Building scientific insight through machine learning

machine learning (Download Image)

An illustration of the collection of targeted information extracted from manuscripts including chemicals, experimental sentences, nanomaterial compositions and morphologies. The statistics of collected information is displayed using a computer visualization tool. Image by Veronica Chen/LLNL.

A team of Lawrence Livermore National Laboratory (LLNL) materials and computer scientists developed machine learning tools that extract and structure information from the text and figures of nanomaterials articles using state-of-the-art natural language processing, image analysis, computer vision and visualization techniques.

They are applying this technique to COVID-19 literature to determine if information extracted from that large body of literature can aid in accelerating COVID-19 research.

Nanomaterials are widely used at LLNL and in industry for many applications from catalysis to optics to additive manufacturing. The combination of nanomaterials’ shape, size and composition can impart unique optical, electrical, mechanical or catalytic properties needed for a specific application. However, synthesizing a specific nanomaterial and scaling up its production is often challenging because a small change in the process or the addition of a specific chemical can have a dramatic effect on what is made. These effects are only discovered by time-consuming trial-and-error experimentation and reading reported experiments in the scientific literature, which together build experts’ intuition.

The new machine learning tools have enabled the creation of a personalized knowledge base for nanomaterials synthesis that can be mined to help inform further development. Starting with approximately 35,000 nanomaterials-related articles, the team developed models to classify articles according to the nanomaterial composition and morphology, extract synthesis protocols from within the article text and extract, normalize and categorize chemical terms within synthesis protocols.

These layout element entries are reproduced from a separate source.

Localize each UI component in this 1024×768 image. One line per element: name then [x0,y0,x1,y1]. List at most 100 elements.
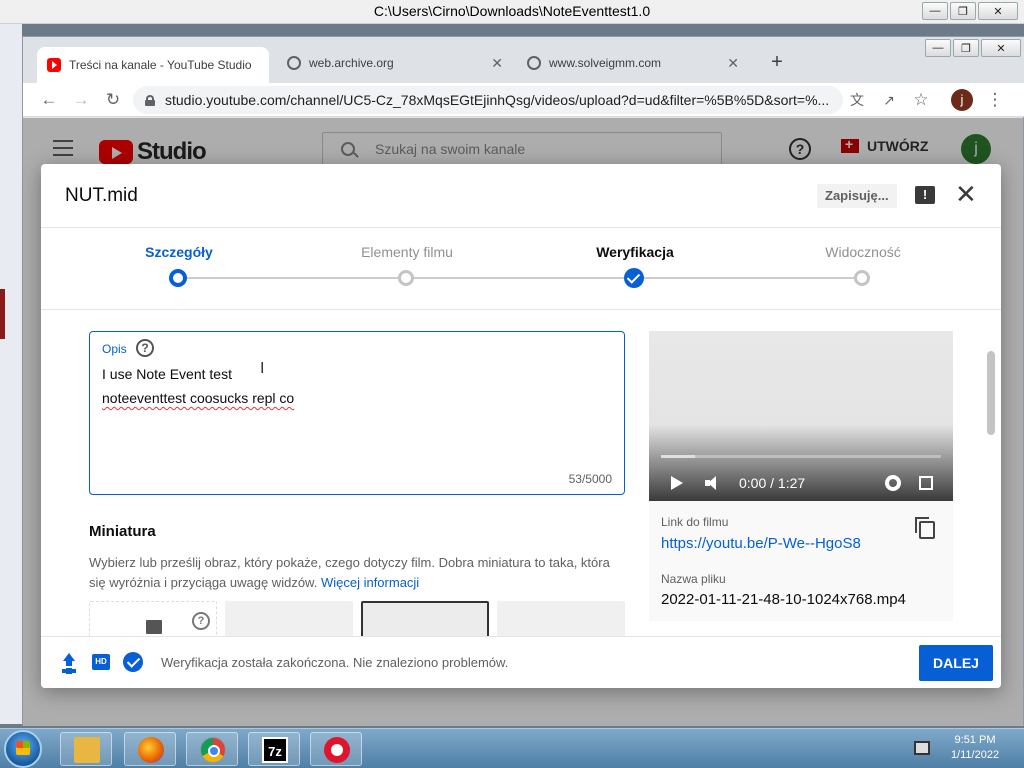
feedback-icon[interactable]: ! [915,186,935,204]
clock-date: 1/11/2022 [950,749,1000,761]
settings-gear-icon[interactable] [885,475,901,491]
taskbar-explorer[interactable] [60,732,112,766]
outer-window-title: C:\Users\Cirno\Downloads\NoteEventtest1.… [373,3,651,19]
taskbar-chrome[interactable] [186,732,238,766]
forward-arrow-icon[interactable]: → [69,88,93,112]
step-label: Elementy filmu [361,244,453,260]
address-bar[interactable]: studio.youtube.com/channel/UC5-Cz_78xMqs… [133,86,843,114]
tab-youtube-studio[interactable]: Treści na kanale - YouTube Studio [37,47,269,83]
volume-icon[interactable] [705,475,723,491]
minimize-button[interactable]: — [925,39,951,57]
thumbnail-description: Wybierz lub prześlij obraz, który pokaże… [89,553,629,593]
video-link-label: Link do filmu [661,515,729,529]
maximize-button[interactable]: ❐ [953,39,979,57]
tab-solveigmm[interactable]: www.solveigmm.com ✕ [517,47,749,79]
dialog-header: NUT.mid Zapisuję... ! ✕ [41,164,1001,228]
minimize-button[interactable]: — [922,2,948,20]
play-icon[interactable] [671,476,683,490]
tab-label: Treści na kanale - YouTube Studio [69,58,252,72]
network-tray-icon[interactable] [914,741,930,755]
saving-status-chip: Zapisuję... [817,184,897,208]
browser-toolbar: ← → ↻ studio.youtube.com/channel/UC5-Cz_… [23,83,1024,117]
taskbar-recorder[interactable] [310,732,362,766]
close-button[interactable]: ✕ [981,39,1021,57]
lock-icon [145,94,155,106]
video-player[interactable]: 0:00 / 1:27 [649,331,953,501]
youtube-favicon-icon [47,58,61,72]
globe-icon [527,56,541,70]
start-button[interactable] [4,730,42,768]
upload-stepper: Szczegóły Elementy filmu Weryfikacja Wid… [41,228,1001,310]
thumbnail-title: Miniatura [89,523,156,540]
description-line-2: noteeventtest coosucks repl co [102,390,295,406]
tab-close-icon[interactable]: ✕ [491,55,503,72]
help-icon[interactable]: ? [136,339,154,357]
profile-avatar[interactable]: j [951,89,973,111]
bookmark-star-icon[interactable]: ☆ [909,88,933,112]
fullscreen-icon[interactable] [919,476,933,490]
character-count: 53/5000 [568,472,612,486]
thumbnail-option-selected[interactable] [361,601,489,636]
record-icon [324,737,350,763]
description-text[interactable]: I use Note Event test noteeventtest coos… [102,362,294,410]
step-current-indicator [169,269,187,287]
taskbar-clock[interactable]: 9:51 PM 1/11/2022 [940,733,1010,763]
browser-window-controls: — ❐ ✕ [925,39,1021,57]
dialog-scrollbar[interactable] [987,351,995,435]
thumbnail-option[interactable] [497,601,625,636]
tab-strip: Treści na kanale - YouTube Studio web.ar… [23,37,1024,83]
firefox-icon [138,737,164,763]
video-preview-card: 0:00 / 1:27 Link do filmu https://youtu.… [649,331,953,621]
reload-icon[interactable]: ↻ [101,88,125,112]
thumbnail-options: ? [89,601,625,636]
help-icon[interactable]: ? [192,612,210,630]
menu-kebab-icon[interactable]: ⋮ [983,88,1007,112]
upload-dialog: NUT.mid Zapisuję... ! ✕ Szczegóły Elemen… [41,164,1001,688]
new-tab-button[interactable]: + [765,51,789,75]
next-button[interactable]: DALEJ [919,645,993,681]
dialog-close-icon[interactable]: ✕ [955,180,977,208]
taskbar: 7z 9:51 PM 1/11/2022 [0,728,1024,768]
upload-thumbnail-button[interactable]: ? [89,601,217,636]
hd-icon: HD [92,654,110,670]
file-name: 2022-01-11-21-48-10-1024x768.mp4 [661,591,906,608]
description-label: Opis [102,342,127,356]
tab-close-icon[interactable]: ✕ [727,55,739,72]
maximize-button[interactable]: ❐ [950,2,976,20]
video-progress-bar[interactable] [661,455,941,458]
outer-window-controls: — ❐ ✕ [922,2,1018,20]
outer-window-sidebar [0,24,22,724]
tab-label: www.solveigmm.com [549,56,662,70]
dialog-footer: HD Weryfikacja została zakończona. Nie z… [41,636,1001,688]
dialog-body: Opis ? I use Note Event test noteeventte… [41,311,1001,636]
step-pending-indicator [398,270,414,286]
globe-icon [287,56,301,70]
upload-icon [61,653,77,671]
video-time: 0:00 / 1:27 [739,475,806,491]
close-button[interactable]: ✕ [978,2,1018,20]
description-field[interactable]: Opis ? I use Note Event test noteeventte… [89,331,625,495]
check-circle-icon [123,652,143,672]
copy-icon[interactable] [915,517,935,539]
tab-label: web.archive.org [309,56,394,70]
thumbnail-option[interactable] [225,601,353,636]
taskbar-7zip[interactable]: 7z [248,732,300,766]
back-arrow-icon[interactable]: ← [37,88,61,112]
step-label: Weryfikacja [596,244,674,260]
file-name-label: Nazwa pliku [661,572,726,586]
outer-window-titlebar: C:\Users\Cirno\Downloads\NoteEventtest1.… [0,0,1024,24]
step-label: Widoczność [825,244,901,260]
chrome-icon [200,737,226,763]
checks-status-text: Weryfikacja została zakończona. Nie znal… [161,655,509,670]
taskbar-firefox[interactable] [124,732,176,766]
step-label: Szczegóły [145,244,213,260]
description-line-1: I use Note Event test [102,366,232,382]
tab-web-archive[interactable]: web.archive.org ✕ [277,47,513,79]
add-image-icon [146,620,162,634]
more-info-link[interactable]: Więcej informacji [321,575,419,590]
url-text: studio.youtube.com/channel/UC5-Cz_78xMqs… [165,92,830,108]
share-icon[interactable]: ↗ [877,88,901,112]
translate-icon[interactable]: 文 [845,88,869,112]
video-link[interactable]: https://youtu.be/P-We--HgoS8 [661,535,861,552]
text-cursor-icon: I [260,360,265,377]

“These tools and information can be used to identify trends in nanomaterials synthesis, such as the correlation of certain reagents with various nanomaterial morphologies, which is useful in guiding hypotheses and reducing the potential parameter space during experimental design," said Anna Hiszpanski, the lead author of the paper appearing in the Journal for Chemical Information and Modeling.

In addition to processing articles’ text, microscopy images of nanomaterials within the articles also are automatically identified and analyzed to determine the nanomaterials’ morphologies and size distributions. To enable users to easily explore the database, a complementary browser-based visualization tool also was developed that provides flexibility in comparing across subsets of articles of interest.

“While the focus of our work was on the synthesis of nanomaterials, the framework in terms of model selection and training methodology can be used for extracting other targeted data of interest from scientific articles in other materials and chemistry subfields and beyond,” said principal investigator of the project Yong Han.

Other LLNL contributors include: Brian Gallagher, Karthik Chellappan, Peggy Li, Shusen Liu, Hyojin Kim, Jinkyu Han, Bhavya Kailkhura and David Buttler. This work was funded by LLNL’s Laboratory Directed Research and Development program.